The old man appeared to think deeply. He drank off about a quarter of his beer before answering.

‘Yes,’ he said. ‘They liked you to touch your cap to ’em. It showed respect, like. I didn’t agree with it, myself, but I done it often enough. Had to, as you might say.’

‘And was it usual–I’m only quoting what I’ve read in history books–was it usual for these people and their servants to push you off the pavement into the gutter?’

‘One of ’em pushed me once,’ said the old man. ‘I recollect it as if it was yesterday. It was Boat Race night–terribly rowdy they used to get on Boat Race night–and I bumps into a young bloke on Shaftesbury Avenue. Quite the gent, ‘e was–dress shirt, top ‘at, black overcoat. ‘E was kind of zigzagging across the pavement, and I bumps into ‘im accidental-like. ‘E says, “Why can’t you look where you’re going?" ‘e says. I say, “Ju think you’ve bought the bleeding pavement?” ‘E says, “I’ll twist your bloody ‘ead off if you get fresh with me.” I says, “You’re drunk. I’ll give you in charge in ‘alf a minute,” I says. An’ if you’ll believe me, ‘e puts ‘is ’and on my chest and gives me a shove as pretty near sent me under the wheels of a bus. Well, I was young in them days, and I was going to ‘ave fetched ‘im one, only–’

A sense of helplessness took hold of Winston. The old man’s memory was nothing but a rubbish-heap of details. One could question him all day without getting any real information. The Party histories might still be true, after a fashion: they might even be completely true. He made a last attempt.

‘Perhaps I have not made myself clear,’ he said. ‘What I’m trying to say is this. You have been alive a very long time; you lived half your life before the Revolution. In 1925, for instance, you were already grown up. Would you say, from what you can remember, that life in 1925 was better than it is now, or worse? If you could choose, would you prefer to live then or now?’

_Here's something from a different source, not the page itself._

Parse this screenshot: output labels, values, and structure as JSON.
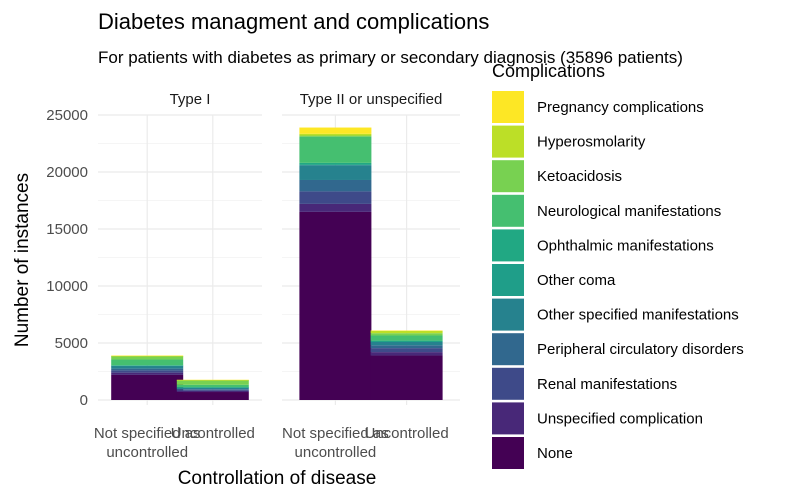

The old man looked meditatively at the dart board. He finished up his beer, more slowly than before. When he spoke it was with a tolerant, philosophic air, as though the beer had mellowed him.

‘I know what you expect me to say,’ he said. ‘You expect me to say as I’d sooner be young again. Most people’d say they’d sooner be young, if you arst ’em. You got your ‘ealth and strength when you’re young. When you get to my time of life you ain’t never well. I suffer something wicked from my feet, and my bladder’s jest terrible. Six and seven times a night it ‘as me out of bed. On the other ‘and, there’s great advantages in being a old man. You ain’t got the same worries. No truck with women, and that’s a great thing. I ain’t ‘ad a woman for near on thirty year, if you’d credit it. Nor wanted to, what’s more.’